Order:  Too much order, too much pedantic organizing, often creates only a dead mechanism.  I am not a mechanism.  I am not a slithery Benjamin.  I am a man.  I contain a universe within myself.  My soul–yours also–is the Axis of the World, the qutb  of  the mystics Ibn Arabi and Hallaj, around which the universe revolves.

Resolution, Frugality, Industry:  These are the sign-posts on your journey towards your ultimate purpose.  Your hunting down of your essential Blood-Spirit.  Hunt it down and harpoon it, like a white whale, until it spouts black blood.  Your mission in life is to learn your purpose, your innermost Blood-Spirit.  Nothing was ever achieved without brutal struggle and sacrifice.  Success comes when you realize no one is going to help you.

Sincerity:  You owe no duty of honesty to a scoundrel.  As Ernest Borgnine said in the 1969 film The Wild Bunch, “It’s not your word that’s important…it’s who you give it to.”

Justice:  True justice is the knowledge that my woman cannot complete me.  We are each separate, and must remain so.  There are no perfect relationships.  My friend cannot complete me.  I must complete myself.  I am the artisan of my soul.  Beware any woman who wishes to “complete” you, for she harbors the unconscious desire to dethrone you and see you roll in the mud.

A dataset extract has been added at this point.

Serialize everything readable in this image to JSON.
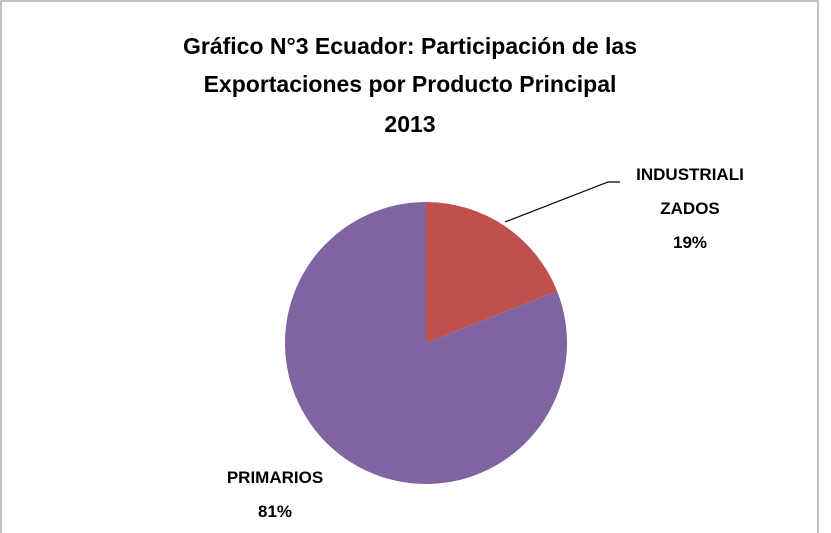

Soul.  I am attracted to the Neoplatonism of Plotinus.  My soul is part of the World-Soul.  From the One emanates Intellect, which itself emanates the World Soul.  My body does not contain my soul, but rather my body was generated by my soul, which preexisted the body.  I am awash in the World-Soul.  Because I am part of the World-Soul, my own individual soul, my essence, is eternal and indestructible.  All three levels of being reside within me, and within us.  You and I.  My highest purpose is to rise up, by a study of virtue and philosophic truth, through the levels of being from Soul, through Intellect, to the One.  To achieve union with the One, we must become that complete man, that universal man, by a regimen of disciplined study and right conduct.  The greatest journey is the voyage within.  This is the ultimate Good.  To know that this world, and everything in it, is nothing but shadow, and illusion.

Updating Benjamin Franklin

Chastity:  Do not practice chastity.  Passion is always a virtue as long as it is sincere.  If it is insincere, it is not.  Venery is good.  Debauchery is not.  Learn the difference.

Serenity:  Moderation, tranquility, and humility will come from our knowledge of the universe within us.  Seek the gods within you.  Know, O my brother, that your soul is immortal, and you will never fear for anything, and you will carry all before you.  How to show the immortality of the soul?  Soul moves itself and matter, but it is not moved; and soul is indivisible.  As the poet Richard Watson Dixon said:

There is a soul above the soul of each,
A mightier soul, which yet to each belongs;
There is a sound made of all human speech,
And numerous as the concourse of all songs:
And in that soul lives each, in each that soul,
Tho’ all the ages are its life-time vast;
Each soul that dies, in its most sacred whole
Receiveth life that shall for ever last.

So this is my response to wispy-haired Benjamin.  Make your virtues a pulse-pounding interplay, not a dead grocery-list.    I pat you on the cheeks, Benjamin, and send you on your way.  Agora vai receber uns tapinhas nas bochechas, Benjamininho.